Wednesday, August 10, 2011
New York apartment rent increase 8%
Manhattan New York July 2011 average monthly apartment rent increased 8% to $3,358 compared to a year ago. This is just $36 shy of the record of May 2007. The vacancy rate was at 0.86%, the lowest in the nation.
-Crains New York Article Near record temperatures outside in July were nearly matched by those indoors, as the Manhattan apartment market saw average rents approach historic peaks, according to a report released Wednesday.
Last month, the average monthly rent for an apartment rose 8% to $3,358 from the same month last year, just $36 shy of the all-time highest monthly rent, recorded in May 2007, according to Citi Habitats, the city's largest residential rental brokerage. Rents for apartments of all sizes rose. Studio rents were up 7% to $1,953, one-bedrooms increased 7% to $2,672, two-bedrooms rose 9% to $3,754 and three-bedrooms increased 9% to $5,052.
“With concessions going away and vacancy rates diminishing, rents were bound to escalate,” said Gary Malin, president of Citi Habitats, adding that the speed with which rents have been increasing may be surprising to some since unemployment remains high.
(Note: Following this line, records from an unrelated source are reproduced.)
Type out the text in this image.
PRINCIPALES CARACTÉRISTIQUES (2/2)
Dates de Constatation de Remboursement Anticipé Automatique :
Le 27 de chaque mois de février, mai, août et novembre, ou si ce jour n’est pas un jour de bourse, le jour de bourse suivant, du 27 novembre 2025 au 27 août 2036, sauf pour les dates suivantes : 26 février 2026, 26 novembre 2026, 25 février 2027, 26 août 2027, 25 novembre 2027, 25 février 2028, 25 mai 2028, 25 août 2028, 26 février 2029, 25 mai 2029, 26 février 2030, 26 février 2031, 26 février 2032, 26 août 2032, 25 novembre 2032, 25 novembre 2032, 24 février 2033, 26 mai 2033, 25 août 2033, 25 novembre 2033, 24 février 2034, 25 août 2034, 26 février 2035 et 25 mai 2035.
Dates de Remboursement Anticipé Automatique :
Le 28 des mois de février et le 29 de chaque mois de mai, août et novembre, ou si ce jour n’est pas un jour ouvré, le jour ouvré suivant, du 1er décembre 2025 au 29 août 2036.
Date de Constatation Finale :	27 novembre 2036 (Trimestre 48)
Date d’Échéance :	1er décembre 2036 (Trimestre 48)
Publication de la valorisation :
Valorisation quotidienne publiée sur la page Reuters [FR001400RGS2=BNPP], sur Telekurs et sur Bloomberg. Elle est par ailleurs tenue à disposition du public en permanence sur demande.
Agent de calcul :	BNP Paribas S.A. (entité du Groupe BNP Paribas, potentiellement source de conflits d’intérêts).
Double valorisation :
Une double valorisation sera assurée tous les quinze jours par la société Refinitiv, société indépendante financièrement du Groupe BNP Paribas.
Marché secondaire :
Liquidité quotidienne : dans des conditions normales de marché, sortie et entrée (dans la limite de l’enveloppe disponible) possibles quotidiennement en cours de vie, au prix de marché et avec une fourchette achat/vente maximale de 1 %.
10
The vacancy rate was 0.86% in July, essentially unchanged from the same time a year ago, when the rate was 0.88%. The big change was that only 7% of all the transactions brokered by Citi Habitats this July involved a free month's rent or payment of broker fees as a concession, compared with 25% a year earlier.
Meanwhile, average monthly rents at newly built doorman buildings in Manhattan took a slight dip in July. Last month, the average rent at those properties was $5,370, down 4% from last year. Mr. Malin said the slight decline may be attributed to the fact that owners of high-end new developments tend to “push the limits very fast” and then eventually come back to reality and lower rents.
He cautioned that the report reflects activity in July and therefore does not take into account recent wild fluctuations in the stock market as well as mounting fears of a double-dip recession. On Monday, the Dow Jones Industrial Average recorded its worst day since 2008, plunging 634 points after the U.S. credit rating was downgraded. The Dow rebounded 430 points on Tuesday.
“We'll have to see how the new round of question marks in our economy will impact the rental market,” said Mr. Malin.